Reconstruction of facial defects is a complex process that challenges surgeons to maintain facial characteristics while addressing clinical concerns. Mid-facial reconstruction of moderate facial defects incorporates the use of regional flaps, defined as donor tissue pedunculated with a blood supply, but which do not need to be immediately adjacent to the reconstruction site. Recent cataloging of techniques utilized to repair the midfacial region identified 12 different flaps as the most common techniques for the midfacial region: the bilobed flap, the rhomboid flap, facial artery-based flaps (nasolabial flap, island composite nasal flap, and retroangular flap), the cervicofacial flap, the paramedian forehead flap, the frontal hairline island flap, the keystone flap, the Karapandzic flap, the Abbé flap, and the Mustardé flap [5]. The 12 flaps can be further divided into the type of flap (rotational, transpositional, advancement, or combination) as well as the specific midfacial region (upper lip, nose, cheek, etc.). [5]. Of these 12 options, the paramedian forehead flap is a rotational flap primarily utilized to treat nasal defects [5,6,7,8,9]. Paramedian forehead flaps have several advantages, including the ability to supply a large amount of tissue, the creation of a reliable flap, and minimal donor site morbidity [5,6,7,8,9,10]. The paramedian forehead flap is typically performed as a two- or three-stage procedure [11], requiring additional surgeries to divide the vascular pedicle and further construct the transplanted flap to resemble the native structure. Contralateral flaps are routinely used as they provide a decreased risk of kinking the pedicle and thereby disrupting the vascular supply; however, the constructed flap must then be longer to reach the targeted area. In order to effectively create and elevate the paramedian forehead flap, most surgeons adhere to a specific order of operative steps to ensure flap success (Figure 1). Pedicle division is performed three to four weeks postoperatively, allowing sufficient time for neovascularization [10,11,12]. The pedicle base defect is then closed. Additional flap thinning and sculpting revisions to better mirror adjacent structures and improve aesthetic outcomes may be considered.
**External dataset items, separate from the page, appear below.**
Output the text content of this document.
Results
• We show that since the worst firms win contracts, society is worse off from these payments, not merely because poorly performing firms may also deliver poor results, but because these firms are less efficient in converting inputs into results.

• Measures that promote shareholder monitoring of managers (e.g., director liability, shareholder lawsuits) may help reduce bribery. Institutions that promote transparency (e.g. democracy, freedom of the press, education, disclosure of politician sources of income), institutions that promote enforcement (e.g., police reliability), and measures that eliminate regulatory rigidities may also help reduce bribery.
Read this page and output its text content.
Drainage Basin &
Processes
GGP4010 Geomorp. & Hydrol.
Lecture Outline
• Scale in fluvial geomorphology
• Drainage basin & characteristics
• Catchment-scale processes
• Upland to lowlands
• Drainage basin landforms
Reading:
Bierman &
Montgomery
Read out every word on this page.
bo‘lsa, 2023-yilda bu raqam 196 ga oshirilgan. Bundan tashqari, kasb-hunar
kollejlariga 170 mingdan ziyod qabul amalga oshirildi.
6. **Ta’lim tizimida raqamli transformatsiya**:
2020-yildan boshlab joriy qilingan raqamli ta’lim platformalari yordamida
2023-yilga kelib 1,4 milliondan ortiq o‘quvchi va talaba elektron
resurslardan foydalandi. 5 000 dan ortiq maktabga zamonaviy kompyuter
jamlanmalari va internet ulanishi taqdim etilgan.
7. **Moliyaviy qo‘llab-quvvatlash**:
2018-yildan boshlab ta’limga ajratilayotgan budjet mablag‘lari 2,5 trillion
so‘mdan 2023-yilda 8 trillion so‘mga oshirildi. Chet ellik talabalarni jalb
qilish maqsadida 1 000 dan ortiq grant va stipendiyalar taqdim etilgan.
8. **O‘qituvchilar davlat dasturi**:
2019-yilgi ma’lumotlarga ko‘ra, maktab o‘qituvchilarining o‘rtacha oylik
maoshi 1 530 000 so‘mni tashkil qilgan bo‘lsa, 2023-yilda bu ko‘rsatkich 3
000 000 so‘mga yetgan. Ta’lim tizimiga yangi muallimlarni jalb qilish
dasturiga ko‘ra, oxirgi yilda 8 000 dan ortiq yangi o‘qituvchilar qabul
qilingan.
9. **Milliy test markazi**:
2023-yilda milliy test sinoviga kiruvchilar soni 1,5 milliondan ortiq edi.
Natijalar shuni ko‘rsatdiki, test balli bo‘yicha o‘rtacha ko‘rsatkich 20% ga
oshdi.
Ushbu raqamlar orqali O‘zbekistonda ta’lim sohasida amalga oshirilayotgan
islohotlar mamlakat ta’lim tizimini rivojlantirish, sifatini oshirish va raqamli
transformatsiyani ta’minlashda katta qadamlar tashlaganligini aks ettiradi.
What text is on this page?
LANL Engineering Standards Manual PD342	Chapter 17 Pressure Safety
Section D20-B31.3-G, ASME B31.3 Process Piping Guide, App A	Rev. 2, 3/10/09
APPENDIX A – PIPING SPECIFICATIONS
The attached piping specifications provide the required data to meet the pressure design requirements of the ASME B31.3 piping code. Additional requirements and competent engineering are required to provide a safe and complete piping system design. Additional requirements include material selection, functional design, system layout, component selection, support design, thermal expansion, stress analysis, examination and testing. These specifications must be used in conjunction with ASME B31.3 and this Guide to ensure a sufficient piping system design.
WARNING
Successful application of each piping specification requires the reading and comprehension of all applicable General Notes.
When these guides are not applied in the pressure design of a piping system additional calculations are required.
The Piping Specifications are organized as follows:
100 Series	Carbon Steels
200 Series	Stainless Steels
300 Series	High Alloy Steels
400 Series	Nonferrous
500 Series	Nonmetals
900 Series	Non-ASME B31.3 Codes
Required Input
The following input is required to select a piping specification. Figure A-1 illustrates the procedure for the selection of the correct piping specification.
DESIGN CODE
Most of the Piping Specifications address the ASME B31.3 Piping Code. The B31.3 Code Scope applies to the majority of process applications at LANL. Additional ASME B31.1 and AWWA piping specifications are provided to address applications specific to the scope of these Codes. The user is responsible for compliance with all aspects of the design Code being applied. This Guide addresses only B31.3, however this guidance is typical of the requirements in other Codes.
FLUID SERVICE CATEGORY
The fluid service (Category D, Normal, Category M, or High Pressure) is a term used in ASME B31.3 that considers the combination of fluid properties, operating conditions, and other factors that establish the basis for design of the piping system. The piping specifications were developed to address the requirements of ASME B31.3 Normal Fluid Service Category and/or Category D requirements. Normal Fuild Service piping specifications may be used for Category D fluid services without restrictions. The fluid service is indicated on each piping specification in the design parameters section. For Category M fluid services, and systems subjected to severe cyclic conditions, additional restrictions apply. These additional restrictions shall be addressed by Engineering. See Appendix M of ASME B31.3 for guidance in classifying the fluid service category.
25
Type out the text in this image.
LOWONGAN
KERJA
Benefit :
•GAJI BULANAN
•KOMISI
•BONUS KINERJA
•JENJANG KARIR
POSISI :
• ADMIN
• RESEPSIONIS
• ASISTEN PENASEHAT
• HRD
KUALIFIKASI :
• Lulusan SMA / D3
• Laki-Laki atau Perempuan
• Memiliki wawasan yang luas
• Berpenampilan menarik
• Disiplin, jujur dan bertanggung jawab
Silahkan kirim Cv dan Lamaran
Though the literature has established that the STA ascends the forehead 1.50–2.00 cm from the facial midline [2], no other surface landmarks have been found that provide additional information as to the position of the STA. This paucity in the literature widens further when attempting to identify the STA pedicle, which is essential to avoid flap ischemia, necrosis, and flap failure. Reece et al. suggested preserving seven mm of uninterrupted tissue above the supraorbital rim to maintain vascular safety, based on measurements from five cadaveric heads [13]. This study greatly expands these measurements and characterizes additional anatomical landmarks for utilization during the design and execution of paramedian forehead flaps to decrease vascular compromise and improve postoperative outcomes.
2. Materials and Methods
2.1. Cadaveric Donors
Thirty-eight cadavers, both whole-body and decapitated donors, from the Gift Body Program at Kansas City University (KCU) and the Deeded Body Program University of Nebraska Medical Center were utilized (Institutional Biosafety Committee, #1819182-1). The 35 whole-body donors were formalin-embalmed, with the remaining three cadavers being frozen-fresh head donors. The cadavers were unable to be injected with latex due to embalming and restrictions associated with the body donation agreement. The dissections were performed bilaterally, with unilateral dissections taking place only in the setting of contralateral side compromise (n = 4), for a total of 72 individual pedicles used for measurements. The right and left STA pedicle measurements of each donor were categorized as individual specimens and recorded. Additional demographics recorded included sex, age, weight, and height.
2.2. Dissection Approach
The anatomical landmarks used to localize the STA pedicle origin were the bony orbital rim, supraorbital neurovascular bundle, and medial canthus. To triangulate a danger zone surrounding the STA pedicle, measurements from the supraorbital neurovascular bundle, bony orbital rim, and medial canthus to the STA flap pedicle were obtained bilaterally using a digital caliper (General Ultratech, San Jose, CA, USA). The facial midline to the STA pedicle, a standard that has been previously described as 1.50–2.00 cm, was also measured to serve as a control [2].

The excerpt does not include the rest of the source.